Continental Bank of Canada
- Company type: Bank
- Industry: Financial services
- Founded: 1980-1986, 2013
- Headquarters: Toronto, Ontario

= Continental Bank of Canada =

Chartered bank in Canada

The Continental Bank of Canada was a chartered bank in Canada founded in 1977 that existed until 1996. In 2013, investors not related to that bank attempted to establish a new bank under that name, but the project did not succeed.

==First Continental Bank==

The first Continental Bank had its origins in 1925 when the Industrial Acceptance Corporation was founded. It became IAC, a financing company, in 1970. Continental Bank of Canada was chartered in 1977 when IAC decided to expand the scope of operations, and began business in June 1979. It had its head office at 130 Adelaide St. West, Toronto. In 1981, it was Canada's ninth-largest bank with 70 branches across the country, and assets at June 30 of $1.6 billion. Also in that year, Continental Bank absorbed its parent company, IAC.

In 1985, after a loss of depositor confidence and a run on deposits that affected several small banks, the bank received a line of Credit from the Bank of Canada. The bank and its remaining 55 branches were then acquired by Lloyds Bank Plc of the United Kingdom and became "Lloyds Bank Canada" in 1986. Continental Bank continued to exist as a chartered bank until 1996 because of a dispute with Revenue Canada. Lloyds Bank sold its Canadian operations to HongKong Bank of Canada in 1990, which became HSBC Bank Canada.

==Second Continental Bank==

In 2011, Eric Sprott (a businessman and investor), and two companies that he controlled (Sprott Inc., Sprott Continental Holdings Ltd. (SCHL)), agreed with Canadian Currency Exchange Canada Inc. (CCEC) to create a new bank named "Continental Bank of Canada" (CBOC) as a wholly owned subsidiary of SCHL. Continental Currency Exchange operates foreign exchange services through its 19 branches across Ontario.

In 2013, the new bank was chartered.

Under the proposed transaction, Sprott, and his companies, SCHL and Sprott Inc., worked with CCEC and its owners, Scott Penfound and his family members, towards establishment of CBOC as a new Schedule 1 licensed bank. Under the proposed transaction contemplated that (i) CBOC would be set up as a bank, wholly owned by SCHL, (ii) CBOC would purchase the shares of CCEC in exchange for shares to be issued by CBOC equal to 49% of the capital stock of CBOC; and (iii) the business and branch network of CCEC would become the genesis of the new bank.
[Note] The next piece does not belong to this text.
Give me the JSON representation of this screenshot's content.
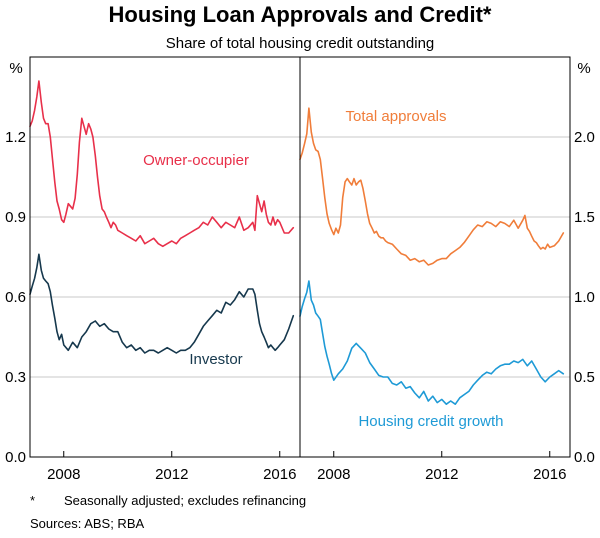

On January 12, 2015, Mr. Sprott advised the Board of Directors of CBOC that he would not continue to fund the business transaction. The Office of the Superintendent of Financial Institutions issued an order dated January 13, 2015 that CBOC should not carry on any business of banking or accept any deposits. That order remained in place until CBOC ceased to be a bank on December 16, 2019.